Pleading Guilty in Return for Fast Food - Have We Reached a New Low?

The UK paper The Guardian has reported on a strange and troubling plea deal reached recently in Portland, Oregon. According to the paper, Tremayne Durham pleaded guilty to murder in return for the government's offer of two fast food meals.

After almost two years in prison, New Yorker Tremayne Durham could stand it no longer. His craving for a decent bit of nosh was so intense that he agreed to pay a high price - a life sentence. Durham, 33, struck a plea bargain last month in which he was guaranteed a meal of KFC chicken, Popeye's chicken, mashed potato, coleslaw, carrot cake and ice cream - in return for pleading guilty to murder. As part of the deal, and after receiving a life sentence this week in court in Portland, Oregon, Durham will also get a second feast, this time on an Italian theme, with calzone, lasagne, pizza and ice cream.

The judge, Eric Bergstrom, is understood to have accepted the bargain because it would save the state of Oregon thousands of dollars in hosting a trial and possible subsequent appeals. The murder happened in June 2006 as a revenge killing. Durham travelled from New York City right across the country to confront an Oregon company from whom he had ordered a truck costing $18,000.

He had been intending to enter the ice cream business, but when he changed his mind the company refused to give him a refund on the truck. In a blaze of fury, he intended to collar the owner of the truck company but instead came across a former employee, Adam Calbreath, and shot him dead.

He will now have 30 years behind bars before he is given any chance of parole and the opportunity for another KFC feast.
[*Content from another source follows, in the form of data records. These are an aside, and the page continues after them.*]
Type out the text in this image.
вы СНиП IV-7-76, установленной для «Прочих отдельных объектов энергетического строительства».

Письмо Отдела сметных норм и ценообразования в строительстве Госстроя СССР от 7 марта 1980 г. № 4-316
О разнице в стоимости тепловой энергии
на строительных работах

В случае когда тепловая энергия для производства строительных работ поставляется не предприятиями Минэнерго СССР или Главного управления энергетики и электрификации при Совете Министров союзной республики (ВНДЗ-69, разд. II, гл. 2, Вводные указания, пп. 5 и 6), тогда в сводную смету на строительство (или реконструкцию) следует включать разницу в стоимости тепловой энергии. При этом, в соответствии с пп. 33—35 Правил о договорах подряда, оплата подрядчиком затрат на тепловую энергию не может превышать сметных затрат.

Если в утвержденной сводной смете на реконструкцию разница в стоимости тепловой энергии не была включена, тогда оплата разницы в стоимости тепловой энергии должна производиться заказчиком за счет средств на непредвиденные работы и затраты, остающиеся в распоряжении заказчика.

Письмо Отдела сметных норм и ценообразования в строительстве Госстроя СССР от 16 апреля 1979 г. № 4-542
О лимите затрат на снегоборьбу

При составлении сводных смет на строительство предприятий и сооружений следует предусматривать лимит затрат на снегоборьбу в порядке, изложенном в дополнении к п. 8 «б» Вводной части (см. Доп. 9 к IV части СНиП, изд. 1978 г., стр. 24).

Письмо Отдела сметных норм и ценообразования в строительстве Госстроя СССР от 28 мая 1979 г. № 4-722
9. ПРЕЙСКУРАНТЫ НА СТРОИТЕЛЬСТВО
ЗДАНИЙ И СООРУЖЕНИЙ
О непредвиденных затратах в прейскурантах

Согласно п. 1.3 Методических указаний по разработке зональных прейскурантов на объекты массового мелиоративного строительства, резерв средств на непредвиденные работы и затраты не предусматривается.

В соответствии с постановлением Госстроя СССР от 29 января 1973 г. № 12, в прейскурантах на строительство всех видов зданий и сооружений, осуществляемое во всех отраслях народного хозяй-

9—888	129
We have discussed sentencing differentials before and the significant impact they have on a defendant's decision regarding pleading guilty. Generally, the greater the sentencing differential between the bargained for sentence and the sentence faced at trial, the greater the chance the individual will accept the offer. While I'm sure there was some sentence bargaining going on in the background of this story (note the life sentence rather than LWOP or capital punishment), it seems to tell a very sad story that this defendant may have been persuaded, at least in part, to plead guilty in return for some fast food. On the other hand, perhaps he knew he would enter a plea deal and decided to get a little something extra out of a bargain he would have accepted regardless. We can only hope the latter is the case.